Dieses Bedürfnis nach Beweisen und Schriftlichkeit hat das Verhältnis zwischen Schule- und Elternhaus also nicht verbessert.
Im Gegenteil. Das Verhältnis ist teilweise richtig gestört, und im Konfliktfall geht es schnell hart auf hart. Ich gebe nun seit 25 Jahren Schule. Als ich zu meiner Anfangszeit Elterngespräche führte, gab es dafür keine Vorgaben von der Verwaltung. Trotzdem habe ich mit den Eltern immer eine Lösung im Sinne des Kindes gefunden. Heute finden solche Zusammenkünfte unter Zuhilfenahme von umfangreichen Unterlagen statt, werden Striche und Kreuzchen gemacht, und man fragt sich, ob das Kind in irgendeiner Form von dieser Materialschlacht profitiert. Kontakthefte, wie sie heute vielerorts geführt und propagiert werden, um Versäumnisse der Kinder einzutragen, haben keinerlei pädagogischen Wert und sind für ein Primarschulkind kein Ansporn, sein Verhalten zu ändern. Entscheidend ist, dass eine Lehrerin ihre Linie findet und diese sowohl im Schulzimmer wie auch gegen aussen konsequent vertritt.


Statt Defizite bei den Tagesstrukturen anzugehen, wird Zeit und Geld in Kampagnen wie «gsunde Znüni» gesteckt. Sind die Prioritäten richtig gesetzt?
Aus Sicht des LCH haben die Optimierung der Tagesstrukturen und die Schaffung von öffentlichen Tagesschulen eindeutig Vorrang, weil davon die Familien unmittelbar profitieren. Was die erwähnten Kampagnen anbelangt, geht die Initiative nie von der Lehrerschaft aus, sondern von Gemeinden, Firmen und Stiftungen, die sich die Gesundheitsprävention an den Schulen auf die Fahne geschrieben haben und ihre Anliegen teilweise recht penetrant ins Schulzimmer tragen. Hier bedarf es dringend einer kritischen Haltung der Lehrperson. Denn nicht überall wo «gesund» und «sportlich» draufsteht, ist gleich Handlungsbedarf angesagt.

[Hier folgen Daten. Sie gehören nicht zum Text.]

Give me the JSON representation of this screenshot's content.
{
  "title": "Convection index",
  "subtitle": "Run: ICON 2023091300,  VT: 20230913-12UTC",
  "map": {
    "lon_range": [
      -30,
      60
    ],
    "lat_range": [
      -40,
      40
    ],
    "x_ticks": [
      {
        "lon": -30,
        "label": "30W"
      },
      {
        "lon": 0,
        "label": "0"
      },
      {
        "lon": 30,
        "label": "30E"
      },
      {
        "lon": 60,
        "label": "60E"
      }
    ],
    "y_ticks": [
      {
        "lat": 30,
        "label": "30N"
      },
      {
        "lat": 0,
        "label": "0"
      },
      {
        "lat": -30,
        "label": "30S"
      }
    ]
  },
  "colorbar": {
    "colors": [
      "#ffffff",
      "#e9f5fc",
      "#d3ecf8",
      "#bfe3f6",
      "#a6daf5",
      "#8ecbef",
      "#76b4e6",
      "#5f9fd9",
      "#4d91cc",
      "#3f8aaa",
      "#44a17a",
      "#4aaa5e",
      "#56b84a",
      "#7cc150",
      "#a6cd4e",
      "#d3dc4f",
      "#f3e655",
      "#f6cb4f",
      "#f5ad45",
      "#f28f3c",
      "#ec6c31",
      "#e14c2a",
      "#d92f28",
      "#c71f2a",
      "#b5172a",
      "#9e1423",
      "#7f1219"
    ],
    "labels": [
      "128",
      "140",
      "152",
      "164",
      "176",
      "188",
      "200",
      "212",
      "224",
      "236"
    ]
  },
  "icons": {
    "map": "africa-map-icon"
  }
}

Ist es Übereifer oder Unsicherheit, wenn gestandene Lehrer Mütter und Väter auffordern, Fragen, die am Elternabend gestellt werden möchten, vorab schriftlich einzureichen?
Viele Lehrer sind verunsichert, haben Angst, einen Fehler zu machen, und einen Bammel, bei einem Elternabend Red und Antwort zu stehen. Eltern sind in den Augen der Lehrer häufig eine Art Schreckensgespenst, das vor allem Ärger macht, und nicht ein Gegenüber, mit dem man vernünftig diskutieren kann. Aus diesem Grund lernen heute angehende Lehrerinnen und Lehrer an den pädagogischen Hochschulen, wie der richtige Umgang mit (schwierigen) Eltern gelingt und auf welche Probleme man sich einstellen muss.


Die Lehrerschaft klagt, dass vor lauter Administration das Unterrichten zu kurz komme. Ist sie daran auch selber schuld?

Aus eigener Erfahrung kann ich bestätigen, dass im Schulbetrieb oft auch über weniger wichtige Sachverhalte stundenlang in Sitzungen diskutiert wird. Mit dieser Aussage mache ich mich zwar nicht beliebt, aber jeder, der die jahrelangen Teamsitzungen miterlebt und in Arbeitsgruppen Einsitz genommen hat, weiss, dass es so ist.